What is a good deed? What’s the point of trying to be good in a world that’s clearly a mess? And how do you even begin to do that?
These are the themes that pc muñoz and the amen corner tackle in this, their third CD. This San Francisco-based music collective cook up a provocative—if uneven—stew of spoken-word, funk, gospel, and experimental electronics that gets your head bobbin’ to the beat and nodding thoughtfully to the lyrics too.
The CD takes the form of songs interspersed with or introduced by spoken word snippets that seem to be excerpts of man-on-the-street interviews. Average people are asked: what is a good deed? And then a song follows, as if to illuminate the thought just offered. The overall effect is that of a quest for hope and meaning.

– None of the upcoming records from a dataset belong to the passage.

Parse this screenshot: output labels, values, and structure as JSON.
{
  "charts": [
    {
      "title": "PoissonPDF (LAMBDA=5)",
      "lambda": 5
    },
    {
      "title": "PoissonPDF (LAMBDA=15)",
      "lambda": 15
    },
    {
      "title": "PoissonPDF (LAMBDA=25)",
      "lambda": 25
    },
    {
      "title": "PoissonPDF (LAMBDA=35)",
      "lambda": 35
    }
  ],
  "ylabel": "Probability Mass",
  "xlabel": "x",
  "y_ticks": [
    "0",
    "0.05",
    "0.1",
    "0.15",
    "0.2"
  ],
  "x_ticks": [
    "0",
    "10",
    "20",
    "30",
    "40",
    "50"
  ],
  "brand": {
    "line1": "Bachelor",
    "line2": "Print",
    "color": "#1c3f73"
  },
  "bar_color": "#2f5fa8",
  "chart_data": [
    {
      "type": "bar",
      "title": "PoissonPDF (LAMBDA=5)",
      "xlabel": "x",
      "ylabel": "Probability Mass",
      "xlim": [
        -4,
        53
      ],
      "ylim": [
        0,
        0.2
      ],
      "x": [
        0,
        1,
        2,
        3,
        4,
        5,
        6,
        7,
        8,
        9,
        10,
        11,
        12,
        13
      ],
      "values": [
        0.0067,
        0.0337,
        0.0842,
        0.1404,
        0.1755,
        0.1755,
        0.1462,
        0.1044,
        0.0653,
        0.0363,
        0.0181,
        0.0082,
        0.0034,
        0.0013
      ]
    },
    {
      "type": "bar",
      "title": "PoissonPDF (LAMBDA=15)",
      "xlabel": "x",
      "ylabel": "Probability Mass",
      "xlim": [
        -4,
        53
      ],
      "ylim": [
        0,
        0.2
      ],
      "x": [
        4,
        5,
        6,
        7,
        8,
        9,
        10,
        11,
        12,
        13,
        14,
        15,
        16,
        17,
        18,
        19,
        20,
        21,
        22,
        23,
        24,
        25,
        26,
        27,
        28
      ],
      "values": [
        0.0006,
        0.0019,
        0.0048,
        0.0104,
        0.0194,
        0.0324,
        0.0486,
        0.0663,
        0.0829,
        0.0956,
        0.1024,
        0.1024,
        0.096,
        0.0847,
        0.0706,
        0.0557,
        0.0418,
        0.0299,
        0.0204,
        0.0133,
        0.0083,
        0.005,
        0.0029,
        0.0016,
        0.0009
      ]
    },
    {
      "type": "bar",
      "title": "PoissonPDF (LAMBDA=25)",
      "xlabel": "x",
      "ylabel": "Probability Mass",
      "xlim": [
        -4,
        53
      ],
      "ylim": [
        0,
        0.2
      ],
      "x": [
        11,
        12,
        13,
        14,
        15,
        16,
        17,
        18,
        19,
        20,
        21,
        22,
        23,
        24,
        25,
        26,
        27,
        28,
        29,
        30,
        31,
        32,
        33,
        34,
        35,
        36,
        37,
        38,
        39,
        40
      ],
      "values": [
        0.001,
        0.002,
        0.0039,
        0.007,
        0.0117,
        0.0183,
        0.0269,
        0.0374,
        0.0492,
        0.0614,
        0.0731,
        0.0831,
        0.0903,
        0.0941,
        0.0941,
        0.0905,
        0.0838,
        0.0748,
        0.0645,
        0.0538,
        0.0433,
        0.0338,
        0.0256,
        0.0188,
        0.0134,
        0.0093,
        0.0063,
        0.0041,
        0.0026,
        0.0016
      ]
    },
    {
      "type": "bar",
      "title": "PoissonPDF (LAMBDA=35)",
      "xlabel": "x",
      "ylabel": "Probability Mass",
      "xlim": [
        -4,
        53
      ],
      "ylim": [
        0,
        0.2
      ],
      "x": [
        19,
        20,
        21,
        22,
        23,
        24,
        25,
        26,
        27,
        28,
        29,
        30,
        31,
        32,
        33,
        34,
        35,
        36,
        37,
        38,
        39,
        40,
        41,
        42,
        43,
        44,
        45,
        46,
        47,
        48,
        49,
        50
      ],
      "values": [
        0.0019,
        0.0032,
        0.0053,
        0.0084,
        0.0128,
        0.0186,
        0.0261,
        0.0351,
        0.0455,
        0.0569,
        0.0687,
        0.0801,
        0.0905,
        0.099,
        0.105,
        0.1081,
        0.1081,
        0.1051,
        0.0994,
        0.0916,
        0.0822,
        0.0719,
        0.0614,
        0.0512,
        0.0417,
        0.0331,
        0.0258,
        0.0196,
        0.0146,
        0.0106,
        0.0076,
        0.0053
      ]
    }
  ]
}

The lyrics are definitely ambitious in the way they seek to sketch a person’s inner ambivalence, and they are often stronger than the melodies, which on tracks like “miss you so much” can sometimes seem derivative. However, there are still some strong cuts. “high minded man,” for example is a peek into the soul hunger of a bobo (“bourgeois bohemian,” as coined by David Brooks in Bobos in Paradise . “legacy” ruminates on the history of colonization. “the last campfire song” bears of evidence of influences ranging from Leonard Cohen to Johnny Cash and Morcheeba to LeAnn Rimes , of all things. But the heart of the CD—and its best cut by far—is the spoken-word meditation, “the wages of sin,” which features a rap monologue supported by a chorus. They ask themselves, “When I knock on the door of heaven, will I get in?”
Muñoz identifies himself as a “loose-cannon Catholic,” someone who wrestles with his faith through his art. In this light, a good deed is not a Christian or gospel CD in the normal market sense. You won’t find much here to remind you of folks like Michael W. Smith or Hezekiah Walker . Oddly enough, perhaps because the group’s sound and message are so singular, the pop culture markers that serve as the best comparison points to its music are not other works by musicians.
Granted, there are elements of jazz groove à la Soulive or Medeski Martin & Wood , neo-soul vocals akin to those of Amel Larrieux (formerly of Groove Theory), and hip-hop that is equal parts Speech (of Arrested Development) and Chali Tuna (as featured on the Los Angeles-based Ozomatli‘s debut). But because of the free form and culturally fluid way muñoz and the crew wrestle with the big questions in their lyrics, this is a sonic experience that would definitely appeal to fans of the public radio show This American Life or even Kevin Smith’s recent film Dogma . If you are open to being challenged by what you hear, give this a listen.